The Black KeysEdit this event
Bright lights hover above the on-stage pair like fiery suns drawn close by a gravitational pull beyond the wildest comprehension – scalding, burning, hot, yet Dan Auercach keeps his arms inside the sleeves of a denim jacket as he wriggles immediate, yet so archaic their patents ran out long ago, riffs from his selected six-string. His sweat evaporates away as soon as it’s shed, such is the heat from on high. The duo – drummer Patrick Carney sits to his partner’s right, his left as we see him, hammering away as if battling Goliath himself – stand bathed in ever-changing multi-coloured illuminations. They look like two tourists lost on Blackpool promenade, wandering streets aimlessly, dazzled into instability and disorientation.

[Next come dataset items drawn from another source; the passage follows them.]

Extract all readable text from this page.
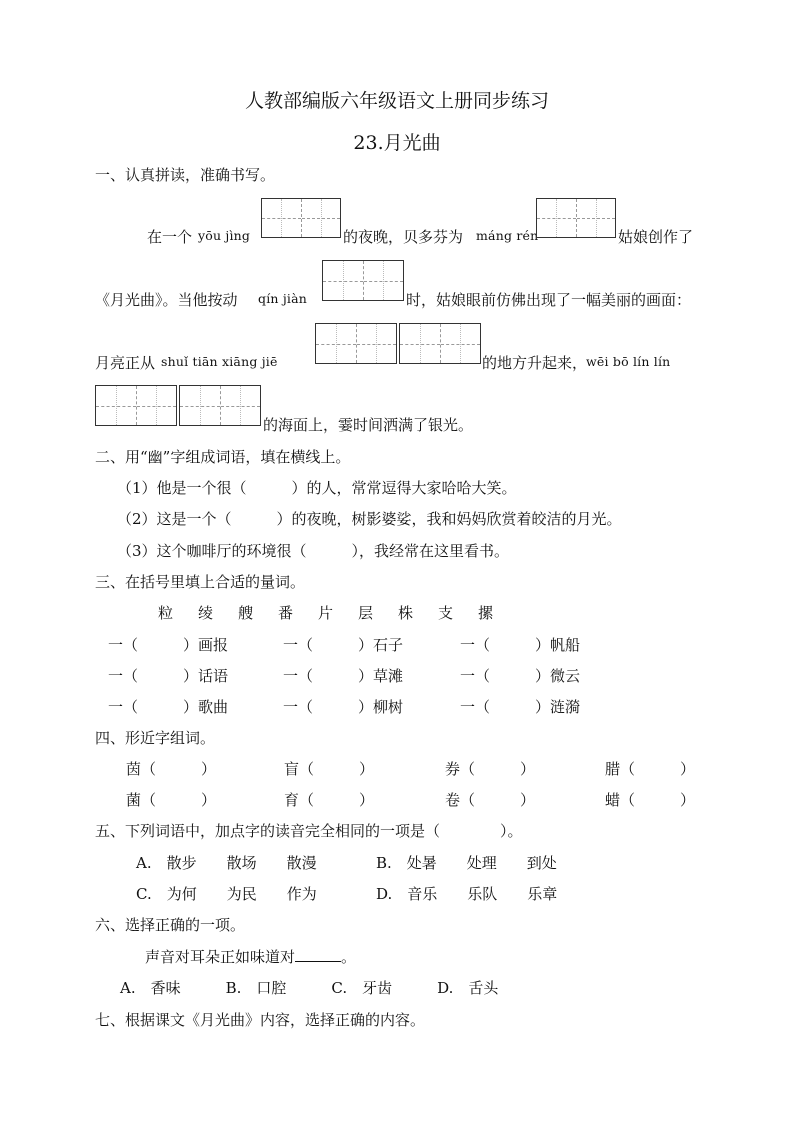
人教部编版六年级语文上册同步练习
23.月光曲
一、认真拼读，准确书写。
在一个 yōu jìng	的夜晚，贝多芬为 máng rén	姑娘创作了
《月光曲》。当他按动 qín jiàn	时，姑娘眼前仿佛出现了一幅美丽的画面：
月亮正从 shuǐ tiān xiāng jiē	的地方升起来，
wēi bō lín lín
的海面上，霎时间洒满了银光。
二、用“幽”字组成词语，填在横线上。
（1）他是一个很（　　　）的人，常常逗得大家哈哈大笑。
（2）这是一个（　　　）的夜晚，树影婆娑，我和妈妈欣赏着皎洁的月光。
（3）这个咖啡厅的环境很（　　　），我经常在这里看书。
三、在括号里填上合适的量词。
粒 绫 艘 番 片 层 株 支 摞
一（　　　）画报	一（　　　）石子	一（　　　）帆船
一（　　　）话语	一（　　　）草滩	一（　　　）微云
一（　　　）歌曲	一（　　　）柳树	一（　　　）涟漪
四、形近字组词。
茵（　　　）	盲（　　　）	券（　　　）	腊（　　　）
菌（　　　）	育（　　　）	卷（　　　）	蜡（　　　）
五、下列词语中，加点字的读音完全相同的一项是（　　　　）。
A.　散步　　散场　　散漫	B.　处暑　　处理　　到处
C.　为何　　为民　　作为	D.　音乐　　乐队　　乐章
六、选择正确的一项。
声音对耳朵正如味道对	。
A.　香味　　　B.　口腔　　　C.　牙齿　　　D.　舌头
七、根据课文《月光曲》内容，选择正确的内容。
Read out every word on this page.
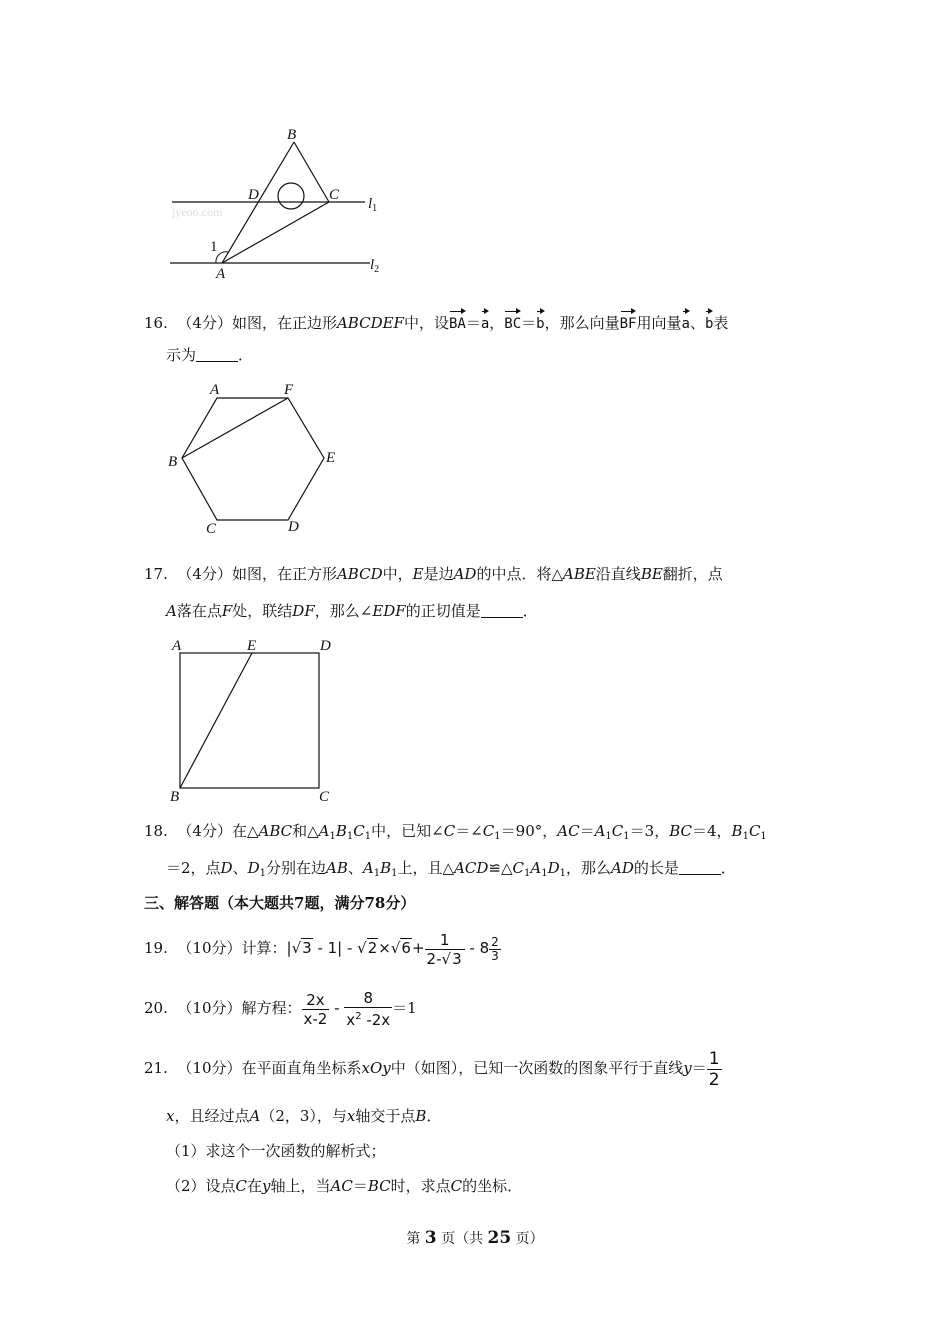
B
D	C
1
A
$l_1$
$l_2$
jyeoo.com
16. （4分）如图，在正边形ABCDEF中，设BA＝a，BC＝b，那么向量BF用向量a、b表
示为	．
A	F
B	E
C	D
17. （4分）如图，在正方形ABCD中，E是边AD的中点．将△ABE沿直线BE翻折，点
A落在点F处，联结DF，那么∠EDF的正切值是	．
A	E	D
B	C
18. （4分）在△ABC和$\triangle A_1B_1C_1$中，已知$\angle C=\angle C_1=90^\circ$，$AC=A_1C_1=3$，BC＝4，$B_1C_1$
＝2，点D、$D_1$分别在边AB、$A_1B_1$上，且$\triangle ACD≌\triangle C_1A_1D_1$，那么AD的长是	．
三、解答题（本大题共7题，满分78分）
19. （10分）计算：$|√3 - 1| - √2\times√6+ \frac{1}{2-√3} - 8 \frac{2}{3}$
20. （10分）解方程： $\frac{2x}{x-2} - \frac{8}{x^2 -2x} =1$
21. （10分）在平面直角坐标系xOy中（如图），已知一次函数的图象平行于直线$y= \frac{1}{2}$
x，且经过点A（2，3），与x轴交于点B．
（1）求这个一次函数的解析式；
（2）设点C在y轴上，当AC＝BC时，求点C的坐标．
第 3 页（共 25 页）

Yet there’s no bracing wind blowing in from the Irish Sea, no smell of seafood and chips drenched in cheap vinegar: The Black Keys have arrived at the final stop of their UK tour – a promotional jaunt to sell the songs of their latest collection Magic Potion to a surprisingly packed-to-bursting house – and discovered banks of Londoners ready to receive. This crowd is ravenous for the band’s primal, blues-fuelled and booze-soaked rock; they’re standing on tip-toes and tumbling over neighbours’ beers to get a glimpse of the objects of their present attentions, the Akron-spawned writers of four-minute fuzzy-punk pieces that defy year-specific categorisation. Where are we, exactly? 1969? 1973? 1998? Could be any of the former and any time you choose to insert as an unwritten latter: despite their sole shortcoming of note, The Black Keys’ churning and grinding retro-rock is pure and true. It’ll be as credible tomorrow as it was thirty years ago.
But the duo’s swaggering good-time set does feature a significant fault, that as-yet-undescribed shortcoming: they play for too long. Even when fan-favourites appear either side of cuts from the aforementioned long-player of this year, a sense of repetition and regurgitation bubbles up from lager-full bellies come the forty-minute mark. Also, the venue, although full, feels too expansive for The Black Keys’ one-dimensionality – they’ve not the power, the manpower, to successfully fill a room of this size. Those flaming balls of electric heat and light need to be at least a few feet lower for this to feel like an interactive experience; as it is, Carney and Auercach’s zero-score for stage presence does them no favours when said framing of their own slight frames is so_ massive_. They’re twin Jameses stuck within a peach beyond gigantic proportions.
The clock ticks past the we’ve-been-here-an-hour mark: déjà vu after déjà vu leaves the non-hardcore aficionados – the recently acquired that had heads turned by Magic Potion but little preceding it – wondering what the rabid few’s fuss is about, exactly. Yes, The Black Keys are very good at delivering flaming guitar grooves and rollicking drum workouts, and match that to some fantastically roughed-up vocals; it is often impossible not to nod along furiously. But such is their habit to paddle in ever-so-shallow waters, compositionally, that it all grows a little substance-less in no time at all. The Black Keys are great fun for a while, but their shtick begins to sound sour rather sooner than later.
It’s ironic, maybe, that the duo would sound at least two-dimensional if fleshed out to a trio. As tautly accomplised as they are, The Black Keys are never likely to expand the boundaries they set out their particular stall within without also expanding numerically. There is a fear, one stirred by tonight’s set, that the pair’s music may stagnate entirely before trickling into the mainstream, where it almost certainly belongs.
Under these incessantly oppressive lights, it’s a wonder it hasn’t turned bad already.
(Thanks to a delay-riddled Tube journey, DiS only saw two songs by Blood Meridian, hardly enough to base a review on. Both songs were good, mind.)